Closed tsaojack1234 closed 3 months ago
A few suggestions to get started:
1) The samplesheet says the VCF only contains chromosome 1, but it contains multiple chromosomes. If your target genomes contain multiple chromosomes the chrom column should be empty.
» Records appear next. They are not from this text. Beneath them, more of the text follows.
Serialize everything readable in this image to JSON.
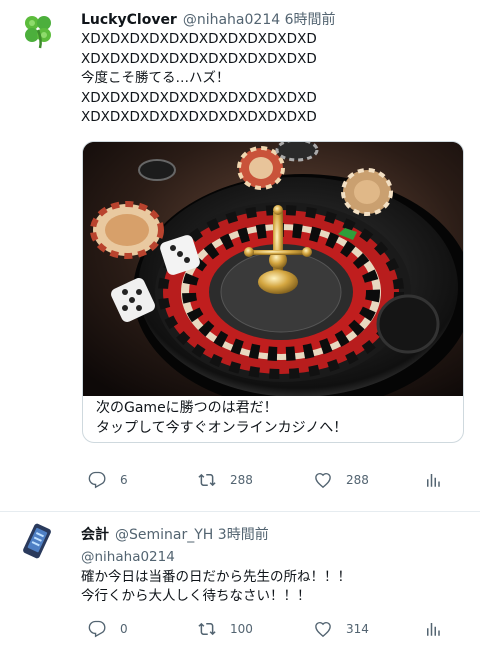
{
  "tweets": [
    {
      "name": "LuckyClover",
      "handle": "@nihaha0214",
      "time": "6時間前",
      "lines": [
        "XDXDXDXDXDXDXDXDXDXDXDXD",
        "XDXDXDXDXDXDXDXDXDXDXDXD",
        "今度こそ勝てる…ハズ！",
        "XDXDXDXDXDXDXDXDXDXDXDXD",
        "XDXDXDXDXDXDXDXDXDXDXDXD"
      ],
      "card": {
        "caption1": "次のGameに勝つのは君だ！",
        "caption2": "タップして今すぐオンラインカジノへ！"
      },
      "reply_count": "6",
      "retweet_count": "288",
      "like_count": "288",
      "icons": {
        "reply": "reply-icon",
        "retweet": "retweet-icon",
        "like": "heart-icon",
        "stats": "analytics-icon"
      }
    },
    {
      "name": "会計",
      "handle": "@Seminar_YH",
      "time": "3時間前",
      "reply_to": "@nihaha0214",
      "lines": [
        "確か今日は当番の日だから先生の所ね！！！",
        "今行くから大人しく待ちなさい！！！"
      ],
      "reply_count": "0",
      "retweet_count": "100",
      "like_count": "314"
    }
  ],
  "colors": {
    "secondary_text": "#536471",
    "border": "#e6ecf0",
    "clover_green": "#4caf3c"
  }
}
2) Your VCF has low variant density and not many samples. The calculator works best with imputed cohort data.
3) Try nextflow run pgscatalog/pgsc_calc -r main -latest ...
to use the main branch
Hello, thank you for your answer I followed your suggestions and did the following steps: 1. Retain chr1 sites. 2. Put it into Michigan Imputation Server and obtain "chr1.dose.vcf.gz". 3. Use plink2 to change "chr1.dose.vcf.gz" into "chr1.dose_axy.pgen", "chr1.dose_axy.psam", and "chr1.dose_axy.pvar".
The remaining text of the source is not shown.